Counting down the weekdays to Super Bowl LI on Feb. 5 in Houston, we look back at the 50 greatest Super Bowl competitors from the ASN family of schools as calculated one year ago. Today: 33.
When Denver Broncos training camp opened in 2013, Chris Clark probably didn’t imagine the role he would play in Denver’s Super Bowl run.
An occasional starter in 2012, Clark was thrust into a key position early on due to an injury to starting left tackle Ryan Clady. That move elevated Clark from a background player to a critical element of Denver’s offensive line.
That offensive line, which protected Peyton Manning, led the NFL in fewest sacks allowed (20) and in games without a sack (six) through the 2013 season. In fact, that line didn’t allow Manning to get hit or sacked in the AFC Championship game against the New England Patriots.
Clark, who played left tackle through high school and college, played both guard and tackle in the NFL, but Clady’s injury allowed him to move back into his preferred position at left tackle.
“I know a lot of people on the outside looking in don’t think that’s a big deal, but it is,” Clark told Woody Paige and Les Shapiro on The Sports Show in 2014.
“When you’re at guard, everything is right now and in your face, so it’s not much moving, it’s more of a hands game with power. At tackle, you have to be more balanced and you have to play with more speed and you have to move backward. It’s more of a retreat game than an in-your-face-game. It’s a totally different process from guard to tackle.”
Clark, an All-Conference USA selection as a left tackle for Southern Miss, entered the NFL as an undrafted free agent. He played two seasons on the practice squads of the Tampa Bay Buccaneers and Minnesota Vikings before the Broncos picked him up off waivers in 2010. He stayed in Denver for four seasons before being traded to the Houston Texans in 2015.

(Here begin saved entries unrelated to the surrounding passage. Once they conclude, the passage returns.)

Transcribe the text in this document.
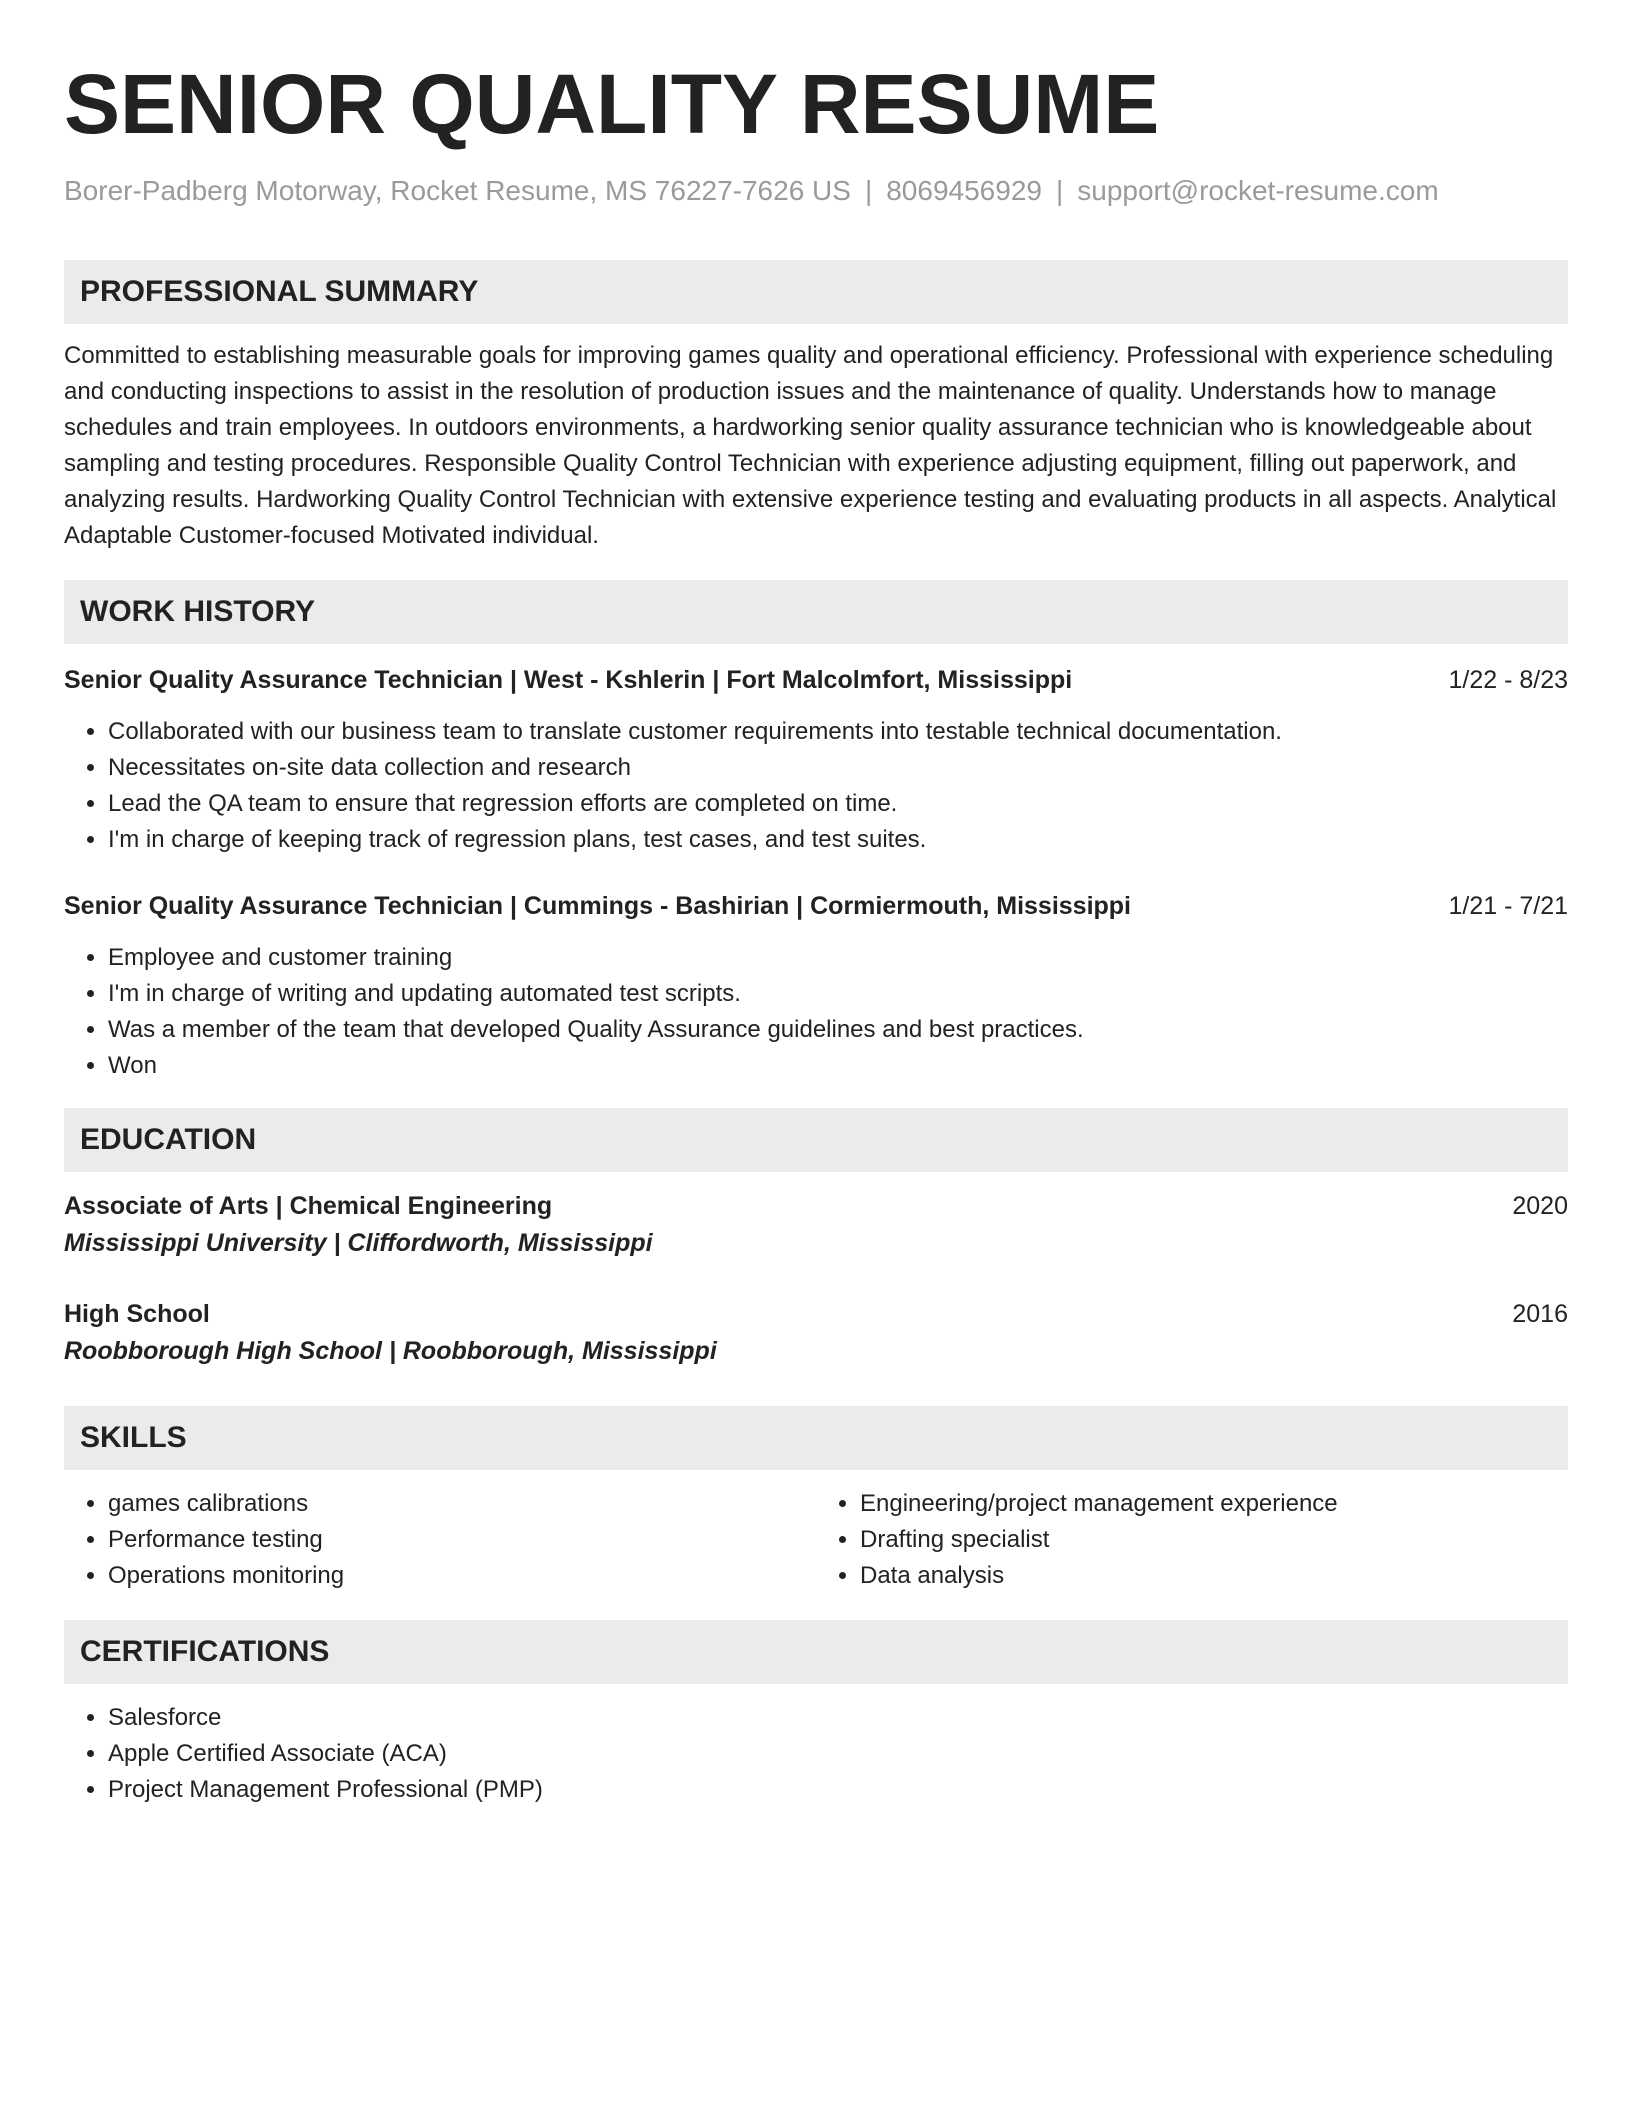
SENIOR QUALITY RESUME
Borer-Padberg Motorway, Rocket Resume, MS 76227-7626 US | 8069456929 | support@rocket-resume.com
PROFESSIONAL SUMMARY
Committed to establishing measurable goals for improving games quality and operational efficiency. Professional with experience scheduling and conducting inspections to assist in the resolution of production issues and the maintenance of quality. Understands how to manage schedules and train employees. In outdoors environments, a hardworking senior quality assurance technician who is knowledgeable about sampling and testing procedures. Responsible Quality Control Technician with experience adjusting equipment, filling out paperwork, and analyzing results. Hardworking Quality Control Technician with extensive experience testing and evaluating products in all aspects. Analytical Adaptable Customer-focused Motivated individual.
WORK HISTORY
Senior Quality Assurance Technician | West - Kshlerin | Fort Malcolmfort, Mississippi	1/22 - 8/23
• Collaborated with our business team to translate customer requirements into testable technical documentation.
• Necessitates on-site data collection and research
• Lead the QA team to ensure that regression efforts are completed on time.
• I'm in charge of keeping track of regression plans, test cases, and test suites.
Senior Quality Assurance Technician | Cummings - Bashirian | Cormiermouth, Mississippi	1/21 - 7/21
• Employee and customer training
• I'm in charge of writing and updating automated test scripts.
• Was a member of the team that developed Quality Assurance guidelines and best practices.
• Won
EDUCATION
Associate of Arts | Chemical Engineering	2020
Mississippi University | Cliffordworth, Mississippi
High School	2016
Roobborough High School | Roobborough, Mississippi
SKILLS
• games calibrations
• Performance testing
• Operations monitoring
• Engineering/project management experience
• Drafting specialist
• Data analysis
CERTIFICATIONS
• Salesforce
• Apple Certified Associate (ACA)
• Project Management Professional (PMP)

The Broncos lost Super Bowl XLVIII, 43-8, to the Seattle Seahawks. The offensive line allowed only one sack, but Manning was intercepted twice and Seattle forced three Denver fumbles.
He became the 12th Southern Miss player to appear in a Super Bowl.
“This is an amazing feeling,” Clark said in an ESPN story in 2014. “As a kid, you dream of things like this and hope it will come up one day. Now that’s it’s finally here, man, I’m definitely enjoying it. You have to be about your business also, but I’m definitely enjoying the moment, because I know it’s a short moment.”
Jill R. Dorson is a freelance writer based in San Diego.